The customer journey: Questions that uncover opportunity
Below are examples of questions that have been used to capture critical customer journey insights that have led to uncovering opportunities to service customers better and generate dramatic improvements in revenue and profits. Of course, each of these much be specifically tailored to the company, target customers, products/brands/services and channels.
- Trigger
- What would initiate your plan to shop for or purchase this product?
- Potential responses: Replenishment, always need to have on hand, request by family member/business leader, etc.
- What would initiate your plan to shop for or purchase this product?
- Awareness
- How did you originally become aware of the brand, product or service?
- How do you collect the set of brands or products that you would consider shopping for?
- Potential responses: Online search, social media, talked to friends, guided by recipe (B2C) or by technical specifications (B2B), etc.
- Consideration
- How do you collect and select the set of brands or products that you would consider shopping for?
- What factors do you use for collecting or filtering the brands or products that you would consider shopping for?
- Do you typically have a preferred brand or set of brands?
- Who is involved in informing the set of brands or products for consideration?
- What actions did you take during the consideration process
- Potential responses: Online search for product information, price, competitive products, customer reviews, etc.
- What challenges or friction points did you face during this process? Which of these impacted the products or brands you considered?
- Channel selection
- Where do they shop (in-store or online)?
- Why do you select those options?
- Potential responses: Convenience, past usage/buy again capabilities, preferred service level, best pricing, good selection, location, security, hours, delivery, online ordering and pickup, etc.
- What type of shopping trip(s) do you plan for the purchase of this product or brand?
- Potential responses: Special trip/appointment, part of a larger shopping trip, quick pick-up trip, etc.
- What challenges or friction points do you face in selecting that store or channel?
- Decision
- What actions did you take during the decision process? (online search for product information, price, competitive products, customer reviews, etc.)
- What factors do you use to make the final purchase decision? (List including price, total installed cost, quality of product, packaging, warranty, customer reviews, advice at POS, etc.)
- What challenges or friction points did you face during the decision process? Which of these impacted the products or brands you decided to purchase?
- In what order did you use these factors to make your decision? (No. 1 = made this decision first, No. 2 = made this decision second, etc.)
- Did you decide to purchase the brand you intended before shopping? If not, why did you switch brands?
- Who all was involved in the final decision process? What were their roles?
- Usage
- How did you use the product? (Use a description or checklist.)
- Was the delivery of the product on-time and error free?
- Who all used the products or services?
- What is your satisfaction level with the product? (Scale of 1-5.)
- Did you have any usage issues that required calling service / support?
- What challenges or friction points did you face during product/brand usage?
- Repurchase
- What is your likelihood to repurchase this product, service or brand? (Scale of 1-5.)

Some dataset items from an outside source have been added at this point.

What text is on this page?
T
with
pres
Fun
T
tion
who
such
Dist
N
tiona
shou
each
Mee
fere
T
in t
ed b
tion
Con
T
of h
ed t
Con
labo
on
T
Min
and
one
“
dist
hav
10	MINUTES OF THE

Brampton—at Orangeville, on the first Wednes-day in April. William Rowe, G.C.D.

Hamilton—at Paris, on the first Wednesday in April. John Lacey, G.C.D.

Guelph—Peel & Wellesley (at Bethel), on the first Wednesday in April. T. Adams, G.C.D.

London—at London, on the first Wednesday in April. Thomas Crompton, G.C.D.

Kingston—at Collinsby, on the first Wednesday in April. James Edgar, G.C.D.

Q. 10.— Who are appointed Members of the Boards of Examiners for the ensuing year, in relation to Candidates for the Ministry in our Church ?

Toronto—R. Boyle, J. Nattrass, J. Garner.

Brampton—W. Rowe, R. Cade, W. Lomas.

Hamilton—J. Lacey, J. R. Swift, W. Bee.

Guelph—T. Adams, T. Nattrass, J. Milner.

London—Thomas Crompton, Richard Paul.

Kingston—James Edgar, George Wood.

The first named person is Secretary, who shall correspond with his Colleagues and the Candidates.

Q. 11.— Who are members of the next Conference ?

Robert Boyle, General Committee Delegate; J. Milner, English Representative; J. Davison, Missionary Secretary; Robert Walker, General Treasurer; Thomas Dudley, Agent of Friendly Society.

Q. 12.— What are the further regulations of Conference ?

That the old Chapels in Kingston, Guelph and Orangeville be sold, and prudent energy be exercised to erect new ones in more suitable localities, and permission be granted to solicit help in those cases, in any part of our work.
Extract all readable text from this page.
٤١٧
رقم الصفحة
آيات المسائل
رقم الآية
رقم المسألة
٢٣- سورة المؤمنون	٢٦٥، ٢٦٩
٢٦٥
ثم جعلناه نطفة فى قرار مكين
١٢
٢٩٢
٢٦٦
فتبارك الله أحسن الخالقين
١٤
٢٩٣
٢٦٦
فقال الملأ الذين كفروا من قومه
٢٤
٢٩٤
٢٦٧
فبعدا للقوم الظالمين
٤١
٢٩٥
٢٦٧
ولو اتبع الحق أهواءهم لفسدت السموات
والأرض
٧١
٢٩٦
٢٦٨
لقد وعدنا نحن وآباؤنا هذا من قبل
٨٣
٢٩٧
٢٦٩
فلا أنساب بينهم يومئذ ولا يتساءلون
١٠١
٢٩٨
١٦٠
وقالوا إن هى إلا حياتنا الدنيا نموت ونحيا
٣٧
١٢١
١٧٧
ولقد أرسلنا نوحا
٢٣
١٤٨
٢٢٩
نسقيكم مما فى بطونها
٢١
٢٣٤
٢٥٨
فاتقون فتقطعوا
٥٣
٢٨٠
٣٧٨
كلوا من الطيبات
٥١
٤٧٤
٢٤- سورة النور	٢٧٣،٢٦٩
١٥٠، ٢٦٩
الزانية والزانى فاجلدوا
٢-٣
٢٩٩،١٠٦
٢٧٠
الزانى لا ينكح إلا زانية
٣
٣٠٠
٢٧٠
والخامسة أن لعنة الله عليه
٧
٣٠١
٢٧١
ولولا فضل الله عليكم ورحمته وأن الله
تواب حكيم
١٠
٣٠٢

- What are the factors that influenced your likelihood to repurchase? Use a checklist response format.
- With what frequency will you likely repurchase the product?
- Recommendation
- What is your likelihood to recommend (LTR) this product, service or brand to a friend (B2C) or business colleague (B2B)? (Scale of 0-10.)
- What are the factors that influenced your LTR? Frame this as an open-ended question.
- By which channels or methods have you recommended products, brands or services similar to this? (This should be a list format, including word of mouth, online reviews, post to social media, professional recommendations, public reference statements/case studies, etc.)